While basketball coaches' and mentors’ chief duty is to make their players better, the truly great ones have the ability to impact a player’s entire life.
Such is the case for coach Fran Dunphy and the footprint he has left on Penn’s basketball program and its former coaches and players. After serving as assistant coach for two years, Dunphy was promoted to head coach and led the Quakers for 17 seasons from 1989-2006.
Dunphy racked up several impressive accolades during this dominant era of Penn basketball, including 10 Ivy League titles and 310 total wins, second most in the Ivy League all-time. However, Dunphy’s impact on his players and coaches transcended the court and their success.
“He allowed others to do what they do well if it wasn’t a strength of his,” said Penn coach Steve Donahue. “That’s the sign of a great leader: the ability to give great responsibility.”
Coaches Michael Jordan (Penn Class of ‘00), Matt Langel (Penn Class of ‘00) and David Klatsky (Penn Class of ‘03) are all not only former players of Dunphy’s, but are also all current members of Colgate’s coaching staff, with Langel as the head coach.
Langel, in addition to being a former player under coach Donahue, coached alongside him at Penn for two years before moving into a position at Temple University as an assistant to Dunphy, who had taken over for the Owls after leaving Penn in 2006. Eventually, Langel arrived at Colgate, and as a couple vacancies opened up, Langel invited his former Penn teammates to join him.
The trio of coaches looked back at coach Dunphy as a model of the excellence they were striving towards, both as coaches and people.
“We don’t have enough time… [Coach Dunphy’s] successes as a basketball coach pale in comparison to what he’s been able to achieve as a man,” said Langel.
“We’re all pieces of him,” said Jordan, “A lot of what we are is because of him. He’s probably one of the best human beings on the planet.”
Langel and Jordan both cited Dunphy’s insistence on accepting nothing less than one's best effort. Unlike Penn, which carries an illustrious legacy in men’s basketball history, Colgate was looking to establish itself as a respectful force for the first time in school history.

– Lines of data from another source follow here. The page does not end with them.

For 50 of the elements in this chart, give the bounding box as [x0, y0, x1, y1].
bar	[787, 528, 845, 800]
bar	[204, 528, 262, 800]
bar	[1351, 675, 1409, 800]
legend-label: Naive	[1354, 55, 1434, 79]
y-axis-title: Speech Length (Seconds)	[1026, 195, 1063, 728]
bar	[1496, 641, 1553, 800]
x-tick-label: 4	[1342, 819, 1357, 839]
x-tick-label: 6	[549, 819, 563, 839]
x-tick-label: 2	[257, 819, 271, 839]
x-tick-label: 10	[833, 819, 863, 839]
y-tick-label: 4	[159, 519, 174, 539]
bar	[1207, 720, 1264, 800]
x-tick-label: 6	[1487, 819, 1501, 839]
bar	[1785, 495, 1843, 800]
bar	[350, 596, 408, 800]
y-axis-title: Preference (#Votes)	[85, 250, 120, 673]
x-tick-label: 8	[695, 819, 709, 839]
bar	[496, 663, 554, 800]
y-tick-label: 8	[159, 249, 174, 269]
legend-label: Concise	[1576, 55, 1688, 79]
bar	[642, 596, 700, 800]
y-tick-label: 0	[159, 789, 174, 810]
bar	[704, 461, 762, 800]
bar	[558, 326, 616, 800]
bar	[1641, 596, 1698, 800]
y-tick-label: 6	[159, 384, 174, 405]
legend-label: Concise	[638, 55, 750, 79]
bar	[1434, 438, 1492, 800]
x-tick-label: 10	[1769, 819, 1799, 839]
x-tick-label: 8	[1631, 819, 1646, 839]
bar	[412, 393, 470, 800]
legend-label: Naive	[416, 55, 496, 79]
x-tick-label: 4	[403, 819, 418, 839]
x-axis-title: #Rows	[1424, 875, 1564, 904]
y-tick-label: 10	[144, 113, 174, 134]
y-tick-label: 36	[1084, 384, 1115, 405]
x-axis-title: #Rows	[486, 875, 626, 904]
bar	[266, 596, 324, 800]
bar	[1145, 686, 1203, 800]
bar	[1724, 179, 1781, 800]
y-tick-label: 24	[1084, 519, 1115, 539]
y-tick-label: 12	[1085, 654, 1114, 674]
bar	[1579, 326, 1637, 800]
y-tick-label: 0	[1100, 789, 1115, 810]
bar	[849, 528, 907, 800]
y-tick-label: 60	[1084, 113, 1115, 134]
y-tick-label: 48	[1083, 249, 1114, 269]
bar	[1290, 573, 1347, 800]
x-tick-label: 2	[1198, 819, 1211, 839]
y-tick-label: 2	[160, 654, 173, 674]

You’ll hear all the time that basketball is a "player’s game," but the coaching staff at Colgate has taken this message to heart. Langel carries this message to Colgate and stresses the importance of the little things a player can do to put himself in the best position possible, what he defines as “winning plays.”
Every team begins creating its school culture through the process of recruiting. At Colgate, the coaches want the hardest and most willing workers, who tend to also be good people. Their demands of the players are simply to play hard, play together, and make good decisions.
Just as Dunphy empowered Donahue, Langel also describes how Donahue shifted his perspective on a coach’s role in player development, and also taught him to always push players to maximize their potentials.
“Every coach talks about culture, but certainly, it’s been about finding guys who are committed to everything that is Colgate and what has become Colgate basketball,” said Langel.
Even off the court, coach Langel emphasizes how any coach needs to be available to any player willing to advance their game. It’s not just about giving your players the most opportunity by running screens and plays, but also about granting them freedom and responsibility to forge their own play styles.
“We play a free flowing motion offense,” said Jordan. “Us as coaches, we want to give our players as many options as we can, and then they go out and make the decisions.”
The freedom of pace and style has allowed Colgate’s players to cultivate their own identity as a team in recent years. The staff and players have completely turned the program around: going from 8-22 in Langel’s first season to a combined 68-34 over the past three.
The coaches display supreme faith in their players’ competitiveness and their own personal desires to improve. This trust in the players partially results from Dunphy’s unconditional belief in them.
“I can hear [Dunphy] ringing in my ears: That it’s never about you; it’s always about the team or the group or the community,” said Langel. “Coaching, it’s an incredible platform to be a part of young people’s lives.”
These cultures share a nearly identical system of values that allow players to flourish given their strengths. There is no question that the many teachings and lessons of coach Dunphy and Donahue have impacted and still continue to impact the basketball programs at Penn and Colgate.
“Don’t make it about yourself. That’s something that stuck with you, and still sticks with you today.” said Jordan.